The ability to test the tensile strength and other mechanical properties of single fibers is of great importance for researchers, engineers, and manufacturers. Single fiber testing can be used to isolate trends and modes of failure for materials, such as for fundamental materials investigations or product-line quality control testing. During development of new fiber materials, the new fibers are often available in very small quantities due to complex processing or exotic materials. In these cases, multi-filament yarn-level testing is not practical. Instead, it is desired to generate mechanical properties of individual filaments.
Developments in capacitive load cells, electromagnetic load cells, and stepper motor technology have led to the commercialization of compact load frames with extremely sensitive force (for example, nanoNewton (nN) sensitivity) and displacement (for example, nanometer (nm) sensitivity) measurement capabilities. These miniature load frames are ideally suited for testing single fibers.

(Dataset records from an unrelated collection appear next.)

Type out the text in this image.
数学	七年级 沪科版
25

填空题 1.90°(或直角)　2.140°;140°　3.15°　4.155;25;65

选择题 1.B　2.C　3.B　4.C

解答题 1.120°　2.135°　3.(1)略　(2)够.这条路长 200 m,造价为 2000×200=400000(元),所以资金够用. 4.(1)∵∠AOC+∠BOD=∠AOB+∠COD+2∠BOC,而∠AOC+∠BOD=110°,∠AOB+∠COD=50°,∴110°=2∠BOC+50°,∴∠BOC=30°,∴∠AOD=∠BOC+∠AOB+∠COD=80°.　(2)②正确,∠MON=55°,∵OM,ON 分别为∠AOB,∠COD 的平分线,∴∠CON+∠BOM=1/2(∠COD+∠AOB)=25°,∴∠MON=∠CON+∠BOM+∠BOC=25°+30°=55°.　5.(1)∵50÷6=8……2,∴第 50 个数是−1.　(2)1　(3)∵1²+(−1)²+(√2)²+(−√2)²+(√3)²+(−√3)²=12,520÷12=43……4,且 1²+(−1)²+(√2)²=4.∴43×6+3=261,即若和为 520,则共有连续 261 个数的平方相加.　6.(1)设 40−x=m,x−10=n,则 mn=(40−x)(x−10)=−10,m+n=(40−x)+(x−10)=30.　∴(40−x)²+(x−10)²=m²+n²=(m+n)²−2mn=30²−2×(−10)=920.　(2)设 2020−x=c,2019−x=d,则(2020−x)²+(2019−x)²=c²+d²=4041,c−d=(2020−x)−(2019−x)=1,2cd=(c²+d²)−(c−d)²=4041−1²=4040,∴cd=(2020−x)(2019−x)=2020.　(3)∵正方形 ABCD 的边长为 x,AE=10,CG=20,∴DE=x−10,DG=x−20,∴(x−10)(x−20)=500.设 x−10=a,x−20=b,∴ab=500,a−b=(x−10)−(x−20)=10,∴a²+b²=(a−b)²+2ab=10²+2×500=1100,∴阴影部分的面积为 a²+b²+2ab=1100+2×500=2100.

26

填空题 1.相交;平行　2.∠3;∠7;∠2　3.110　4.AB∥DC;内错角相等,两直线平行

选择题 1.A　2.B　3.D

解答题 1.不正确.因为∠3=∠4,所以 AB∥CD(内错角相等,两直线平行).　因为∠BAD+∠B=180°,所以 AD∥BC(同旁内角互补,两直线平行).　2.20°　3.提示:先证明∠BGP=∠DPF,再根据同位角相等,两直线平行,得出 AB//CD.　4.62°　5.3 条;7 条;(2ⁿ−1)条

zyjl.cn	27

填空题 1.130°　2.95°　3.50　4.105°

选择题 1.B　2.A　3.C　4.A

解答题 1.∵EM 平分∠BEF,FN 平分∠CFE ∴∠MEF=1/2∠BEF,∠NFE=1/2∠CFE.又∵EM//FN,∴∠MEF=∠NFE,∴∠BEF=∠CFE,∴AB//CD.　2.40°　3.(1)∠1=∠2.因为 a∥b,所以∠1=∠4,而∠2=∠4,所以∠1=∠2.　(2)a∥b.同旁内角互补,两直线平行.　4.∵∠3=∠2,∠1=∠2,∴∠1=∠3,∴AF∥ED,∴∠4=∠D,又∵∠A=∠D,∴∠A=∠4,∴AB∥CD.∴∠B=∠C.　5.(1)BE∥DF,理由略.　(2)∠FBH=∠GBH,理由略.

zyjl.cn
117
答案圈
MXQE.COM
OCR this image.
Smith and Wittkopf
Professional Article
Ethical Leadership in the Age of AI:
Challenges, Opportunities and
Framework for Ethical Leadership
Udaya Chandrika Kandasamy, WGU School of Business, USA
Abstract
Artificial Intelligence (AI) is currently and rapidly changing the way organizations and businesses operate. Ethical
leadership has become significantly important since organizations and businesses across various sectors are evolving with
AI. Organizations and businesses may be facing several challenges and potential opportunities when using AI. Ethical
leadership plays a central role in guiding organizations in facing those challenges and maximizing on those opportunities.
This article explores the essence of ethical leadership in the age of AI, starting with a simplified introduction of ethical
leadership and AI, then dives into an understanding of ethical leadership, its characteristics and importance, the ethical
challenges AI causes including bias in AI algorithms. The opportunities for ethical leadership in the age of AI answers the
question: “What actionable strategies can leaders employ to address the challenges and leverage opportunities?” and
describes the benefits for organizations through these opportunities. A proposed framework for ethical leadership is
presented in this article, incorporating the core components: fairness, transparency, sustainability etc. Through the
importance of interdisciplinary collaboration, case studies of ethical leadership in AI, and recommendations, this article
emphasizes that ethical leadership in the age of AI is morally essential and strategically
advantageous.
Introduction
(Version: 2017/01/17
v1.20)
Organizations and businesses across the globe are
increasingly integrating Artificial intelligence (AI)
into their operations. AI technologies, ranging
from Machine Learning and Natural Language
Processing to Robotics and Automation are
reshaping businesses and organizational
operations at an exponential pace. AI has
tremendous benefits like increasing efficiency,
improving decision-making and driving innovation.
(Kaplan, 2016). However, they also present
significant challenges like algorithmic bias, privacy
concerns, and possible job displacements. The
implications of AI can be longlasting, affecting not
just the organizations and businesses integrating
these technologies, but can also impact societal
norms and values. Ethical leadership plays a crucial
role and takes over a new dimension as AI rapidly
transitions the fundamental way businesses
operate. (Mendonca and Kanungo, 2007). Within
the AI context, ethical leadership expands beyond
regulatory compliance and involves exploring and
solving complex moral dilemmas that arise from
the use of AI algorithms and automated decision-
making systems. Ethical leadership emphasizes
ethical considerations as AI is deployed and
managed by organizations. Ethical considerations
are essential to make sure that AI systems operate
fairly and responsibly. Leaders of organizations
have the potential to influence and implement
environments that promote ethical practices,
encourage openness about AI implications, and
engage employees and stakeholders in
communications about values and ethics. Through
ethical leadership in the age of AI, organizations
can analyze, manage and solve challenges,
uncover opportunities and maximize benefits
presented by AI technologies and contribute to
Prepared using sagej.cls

Standard testing procedures for single fibers[1]call for directly gripping single fibers in clamping action grips, or gluing the fibers onto cardboard tabs that are then gripped in clamping action grips. The first technique, direct clamping, concentrates stresses at the grip point and often leads to failure at the fiber grips[2]. Grip failure is undesirable during fiber characterization, and these results are generally not accurate, and, thus, are not reportable. The second technique, bonding fibers onto cardboard tabs, relies on strong bonding between the fiber and a dollop of adhesive. For fibers that are difficult to bond to, such as aramid, polyethylene, or ultrahigh molecular weight polyethylene, it is common to observe fiber slippage from the adhesive. These results are also not accurate and, thus, are not reportable, and generally prevent loading the fiber to failure. In addition, the time and complication associated with utilizing curable adhesives adds considerable inconvenience, especially considering that many test repetitions are required to establish statistically significant data. Accordingly, there is a need for a method, a device and/or an assembly for clamping or otherwise securing a fiber in a tensile testing device.
For testing yarns, it is common to use capstan grips (also called roller grips) or contour/horn grips (also called half-capstan grips)[2,3]. In these designs, from the primary loading gage section of the yarn the yarn is passed over a series of “snubbing” surfaces which gradually reduce the tensile load on the yarn due to frictional interactions of the yarn with the snubbing surfaces. The snubbing surfaces are curved gently to induce normal forces on the yarn without creating stress concentrations that can fail the yarn. After passing over these snubbing surfaces, the yarn is gripped mechanically, typically using mechanical or pneumatic clamping action. Because the tensile loading on the yarn has been gradually reduced, the total stress on the yarn at the grip point is significantly less likely to lead to failure at the grip.
The present invention improves upon previous single fiber techniques by providing a single fiber clamping device that can reliably grip single fibers and decrease slippage and/or failure at the grips. In addition, no adhesive is required, so that gripping is fast and uncomplicated. Furthermore, the device uses magnetic clamping action to grip the fibers, so that the total mass and volume of the clamping device are minimized. Maintaining low clamping device mass is desirable for operation in sensitive load frames, since the total load limits (including clamp weight) are typically very low for these miniature load frames (for example, 1 N maximum force capacity). For these applications, traditional clamping approaches such as mechanical action or pneumatics are undesirable because they are either impractical or cumbersome to implement.